Sunday, 26 August 2012

Exams: Fit for purpose? Which one?

We often hear that GCSE exams are not fit for purpose but the question that needs to be asked is: "What is the purpose of exams?'

There appear to be three purposes for exams; they are:

  1. Indicating the standard each student has obtained in a particular field of study.
  2. Differentiating between 'bright' students and 'weak' students.
  3. Measuring a school's effectiveness.
These purposes are at odds with each other and call for different types of exams/grading.

If the sole purpose of the exam system is to indicate the standards each student has reached then the testing system should set out the standard that needs to be achieved for each grade and, if a student meets that standard, they should be given the grade

However, this leads to the problem that if a large number of students reaches the same standard, the second purpose of differentiating between students would not be met.

In order to meet the second purpose, it would be necessary to set limits for each grade so that, even if a student does make the standard for a particular grade they are only awarded it if there are grades of that type left.
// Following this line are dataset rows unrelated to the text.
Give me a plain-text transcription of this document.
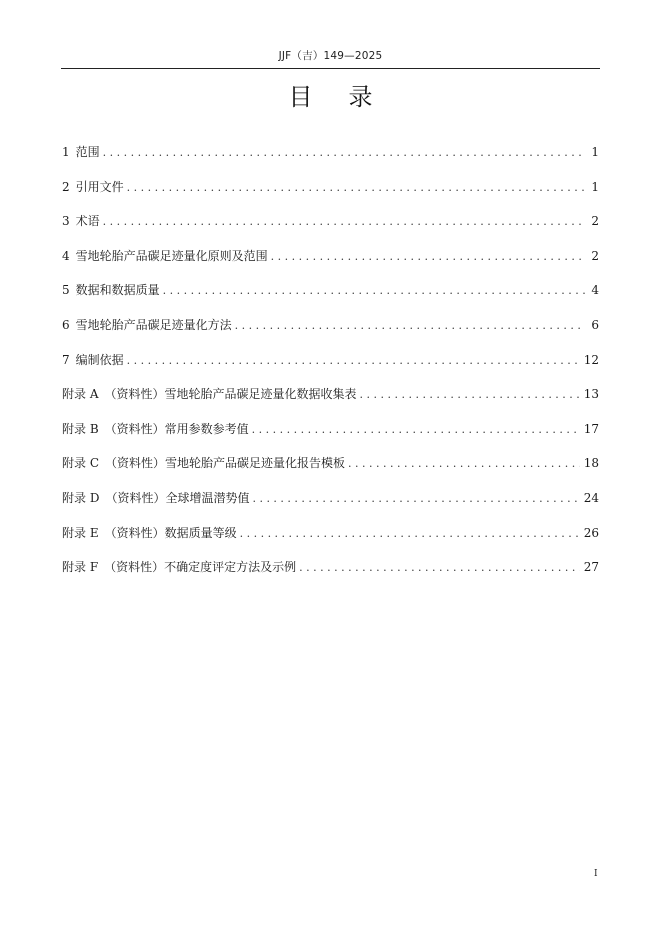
JJF（吉）149—2025
目录
1 范围 . . .	1
2 引用文件 . . .	1
3 术语 . . .	2
4 雪地轮胎产品碳足迹量化原则及范围 . . .	2
5 数据和数据质量 . . .	4
6 雪地轮胎产品碳足迹量化方法 . . .	6
7 编制依据 . . .	12
附录 A （资料性）雪地轮胎产品碳足迹量化数据收集表 . . .	13
附录 B （资料性）常用参数参考值 . . .	17
附录 C （资料性）雪地轮胎产品碳足迹量化报告模板 . . .	18
附录 D （资料性）全球增温潜势值 . . .	24
附录 E （资料性）数据质量等级 . . .	26
附录 F （资料性）不确定度评定方法及示例 . . .	27
I
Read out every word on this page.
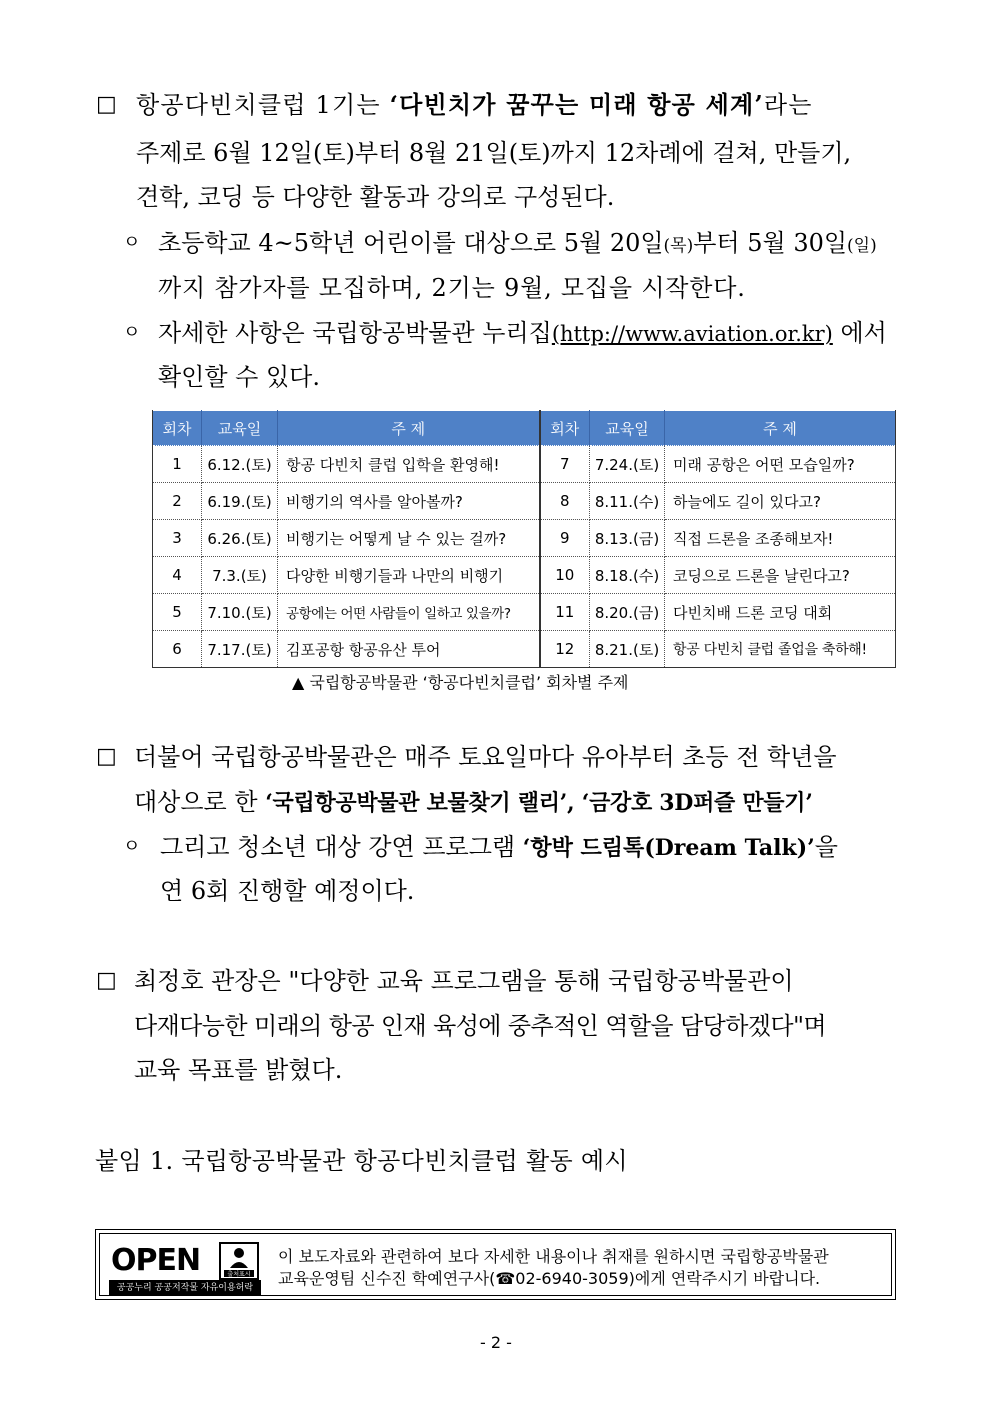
□ 항공다빈치클럽 1기는 ‘다빈치가 꿈꾸는 미래 항공 세계’라는
주제로 6월 12일(토)부터 8월 21일(토)까지 12차례에 걸쳐, 만들기,
견학, 코딩 등 다양한 활동과 강의로 구성된다.
ㅇ 초등학교 4~5학년 어린이를 대상으로 5월 20일(목)부터 5월 30일(일)
까지 참가자를 모집하며, 2기는 9월, 모집을 시작한다.
ㅇ 자세한 사항은 국립항공박물관 누리집(http://www.aviation.or.kr) 에서
확인할 수 있다.
회차	교육일	주 제	회차	교육일	주 제
1	6.12.(토)	항공 다빈치 클럽 입학을 환영해!	7	7.24.(토)	미래 공항은 어떤 모습일까?
2	6.19.(토)	비행기의 역사를 알아볼까?	8	8.11.(수)	하늘에도 길이 있다고?
3	6.26.(토)	비행기는 어떻게 날 수 있는 걸까?	9	8.13.(금)	직접 드론을 조종해보자!
4	7.3.(토)	다양한 비행기들과 나만의 비행기	10	8.18.(수)	코딩으로 드론을 날린다고?
5	7.10.(토)	공항에는 어떤 사람들이 일하고 있을까?	11	8.20.(금)	다빈치배 드론 코딩 대회
6	7.17.(토)	김포공항 항공유산 투어	12	8.21.(토)	항공 다빈치 클럽 졸업을 축하해!
▲ 국립항공박물관 ‘항공다빈치클럽’ 회차별 주제
□ 더불어 국립항공박물관은 매주 토요일마다 유아부터 초등 전 학년을
대상으로 한 ‘국립항공박물관 보물찾기 랠리’, ‘금강호 3D퍼즐 만들기’
ㅇ 그리고 청소년 대상 강연 프로그램 ‘항박 드림톡(Dream Talk)’을
연 6회 진행할 예정이다.
□ 최정호 관장은 "다양한 교육 프로그램을 통해 국립항공박물관이
다재다능한 미래의 항공 인재 육성에 중추적인 역할을 담당하겠다"며
교육 목표를 밝혔다.
붙임 1. 국립항공박물관 항공다빈치클럽 활동 예시
OPEN	출처표시
공공누리 공공저작물 자유이용허락
이 보도자료와 관련하여 보다 자세한 내용이나 취재를 원하시면 국립항공박물관
교육운영팀 신수진 학예연구사(☎02-6940-3059)에게 연락주시기 바랍니다.
- 2 -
My understanding is that the old O-Level was norm-referenced in that the proportion of each grade was fixed and awarded based on your rank position (relative achievement).  The GCSE is criterion-referenced and grades are awarded upon the standard achieved (absolute achievement).

Norm-referencing is good for purpose two, in that is generates very clear differentiation between students but it does lead to unfairness when students reach the same standard but are awarded different grades. Criterion-referencing is good for purpose one but, once larger numbers of students start to reach the same grades, differentiation becomes harder.

When you throw into the mix the third purpose, which has the effect of requiring schools and teachers to improve constantly, trouble is bound to occur!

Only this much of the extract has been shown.